FBT Changes Ease Logbook Compliance Burden
One of the measures most relevant to SMEs is changes to a specific compliance burden.
“Small business: we’ve heard you!” Willis said while announcing the removal of detailed logbook requirements for fringe benefit tax on private motor vehicles. “A close-enough-is-good-enough approach will significantly reduce compliance costs for businesses,” says Willis.
The Research and Development Tax Incentive is also being restructured. Businesses will be able to access the R&D tax credit through in-year payments rather than waiting until the end of the tax year, and there will be increased flexibility on deadlines.
Another change will ensure that six months after a company has been removed from the Companies Register, any outstanding loans it previously made to its shareholders will be taxed as income. Small business employees may be among the 150,000 low-to-middle income working families receiving the temporary $50 per week increase to the In-Work Tax Credit, also part of this budget. While not an employer obligation, it provides context for understanding cost-of-living pressures among employees. A contingency fund offering further fuel-related relief for home and community support workers rounds out the cost-of-living response.
Transitions In Labour And Energy Markets
A centrepiece of the budget is cuts to public service, with the loss of up to 9,000 jobs contributing to departmental budget reductions of 12 per cent. While those losses carry a significant human cost, they also have practical labour market implications for SME employers.

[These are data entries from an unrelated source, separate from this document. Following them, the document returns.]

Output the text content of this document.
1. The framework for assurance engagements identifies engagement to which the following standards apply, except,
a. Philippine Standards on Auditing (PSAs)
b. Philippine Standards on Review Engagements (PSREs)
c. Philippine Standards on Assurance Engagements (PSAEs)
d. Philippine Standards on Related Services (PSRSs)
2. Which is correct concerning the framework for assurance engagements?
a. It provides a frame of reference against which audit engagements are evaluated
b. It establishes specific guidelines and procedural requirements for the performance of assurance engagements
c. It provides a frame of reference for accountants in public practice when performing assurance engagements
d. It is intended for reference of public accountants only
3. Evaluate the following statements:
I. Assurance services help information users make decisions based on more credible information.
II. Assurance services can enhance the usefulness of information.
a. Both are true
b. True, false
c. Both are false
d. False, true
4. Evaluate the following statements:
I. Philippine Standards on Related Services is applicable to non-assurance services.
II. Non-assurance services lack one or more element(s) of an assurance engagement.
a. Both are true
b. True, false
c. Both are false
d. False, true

The wave of experienced professionals entering the job market may create a hiring opportunity for businesses that have struggled to attract skilled staff. Roles in policy, project management, finance and administration are likely to be well represented among those displaced.
At the other end of the workforce, the number of Trades Academies places will double to 20,000 by 2030. This initiative is designed to funnel industry-focused, job-ready young people directly into local trades, helping small businesses combat persistent skill shortages and recruit apprentices without the need to train them from scratch.
The government has also unveiled a Gas Transition Loan Guarantee Scheme to help businesses move away from natural gas, backing up to $1.2 billion in lending. Firms that cut gas use by at least 15 per cent will be eligible, with support available for loans of up to $50 million.
The Auckland Business Chamber has welcomed this move, saying energy is currently the number one issue for many businesses. “The reality is New Zealand is running out of gas. That, alongside wider energy challenges, has led to slow but steady deindustrialisation, SMEs shutting up shop and real hardship for households and businesses alike,” says CEO Simon Bridges. “An energy crunch is coming, and initiatives like this help businesses get ahead of it.”